Estate Planning is the process of putting your personal and financial affairs in order. With smart estate planning, you and your loved ones can enjoy serious savings in comparison to those who do not plan ahead of time. Additionally, there are many other benefits from putting your affairs in order, as discussed below.
What is an Estate?
Your estate includes your home, car, bank accounts, retirement accounts, brokerage accounts, digital assets, life insurance, antiques and jewelry, and personal possessions. Creating an estate plan will still allow you to keep full control of your property while you are alive and well. Your property remains yours, and unless you choose otherwise, your property will get disbursed after your death.
Why is Estate Planning So Important?
Estate planning accomplishes many more things than you might have considered. First, your estate plan provides your loved ones with your instructions for who, when, and how your property gets disbursed after your death. Second, your plan will elect someone to assist you in taking care of your everyday financial affairs if you can no longer do so. Third, your plan will detail how you wish your healthcare matters to be handled if you cannot speak for yourself. Last, but not least, your estate plan will elect guardians for your minor children.
In California, your estate plan will almost always include a Revocable Living Trust which enables your estate to avoid probate court proceedings. This not only keeps your personal affairs private but it also saves time and money. Probating an estate in California comes with a big price tag and generally takes more than one year to complete.
Also, there are savings on so-called “death taxes” with estate planning, as compared to the alternative of not doing nothing. An estate plan assists in minimizing taxes, professional fees, and court costs. This is because your estate planning allows for tax planning to minimize taxes such as capital gains taxes, property tax reassessments, and estate taxes (if applicable).
In addition, an estate plan allows you to decide whom you wish to be appointed as your children's guardian, if you have minor children at the time of your death. If your child is left without a surviving parent, your estate planning can eliminate any court battles for custody. You will also decide who is going to manage your children's money and when it is going to be distributed to your children.
There may be a time in your life when your decision-making capacity is so diminished that someone needs to manage your day-to-day affairs. Having an estate plan will provide your loved ones with a method to have someone to take over your affairs without their having to seek a court-appointed conservatorship. By avoiding a public, open court conservatorship proceeding, your privacy is protected; professional fees are reduced dramatically; court costs are eliminated; and your family has access to the money they need to take care of you without having to seek court approval.
Your estate plan will also provide instructions for health care matters, what to do when you cannot speak for yourself, and end of life issues. This is taken care of through an Advanced Health Care Directive (previously referred to as a Living Will). You will have signed the appropriate documents so that your appointed representative will be able to speak to your medical providers on your behalf, if such a time comes.

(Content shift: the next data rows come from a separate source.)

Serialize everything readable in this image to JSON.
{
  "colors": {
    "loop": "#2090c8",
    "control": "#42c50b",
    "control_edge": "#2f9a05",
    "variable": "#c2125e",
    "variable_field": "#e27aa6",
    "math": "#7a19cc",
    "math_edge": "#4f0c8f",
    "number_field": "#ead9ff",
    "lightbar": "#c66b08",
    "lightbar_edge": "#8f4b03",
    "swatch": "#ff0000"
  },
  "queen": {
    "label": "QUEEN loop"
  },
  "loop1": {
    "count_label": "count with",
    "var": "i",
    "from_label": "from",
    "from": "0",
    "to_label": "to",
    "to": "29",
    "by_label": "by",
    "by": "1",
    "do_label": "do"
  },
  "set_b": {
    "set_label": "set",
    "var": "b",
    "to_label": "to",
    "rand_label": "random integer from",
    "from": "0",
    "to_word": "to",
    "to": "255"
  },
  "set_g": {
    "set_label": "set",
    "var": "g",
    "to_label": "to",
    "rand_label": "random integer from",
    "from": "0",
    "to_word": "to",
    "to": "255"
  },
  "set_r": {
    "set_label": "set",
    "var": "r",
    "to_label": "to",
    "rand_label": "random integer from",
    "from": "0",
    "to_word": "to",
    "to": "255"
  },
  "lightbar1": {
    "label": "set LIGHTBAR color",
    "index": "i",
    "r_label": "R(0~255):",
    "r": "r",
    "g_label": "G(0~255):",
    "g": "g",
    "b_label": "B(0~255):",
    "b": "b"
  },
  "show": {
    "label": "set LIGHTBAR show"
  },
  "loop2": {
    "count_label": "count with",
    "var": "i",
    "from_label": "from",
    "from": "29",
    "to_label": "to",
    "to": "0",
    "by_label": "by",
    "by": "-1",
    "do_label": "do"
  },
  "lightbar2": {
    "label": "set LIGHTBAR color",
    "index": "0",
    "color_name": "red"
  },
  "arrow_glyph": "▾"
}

Your estate planning process should be created by an attorney because it can be a daunting and emotional undertaking. It is a complex area of law with the possibility of some unpleasant and unintended consequences if your planning is not tailored to your unique requirements. Estate planning Attorney Shawna Murray will take the time to learn about you and your desires to ensure that your estate planning is personalized for your needs and to keep you in control of the decision making instead of the courts.
Even if you have previously created an estate plan, it is highly advisable to review your needs every few years and after major life events such as a divorce or marriage; the birth or adoption of a new child; the purchase or sale of real estate; and/or a significant change in your financial situation. Whatever stage of life you are in currently, an up-to-date estate plan is essential.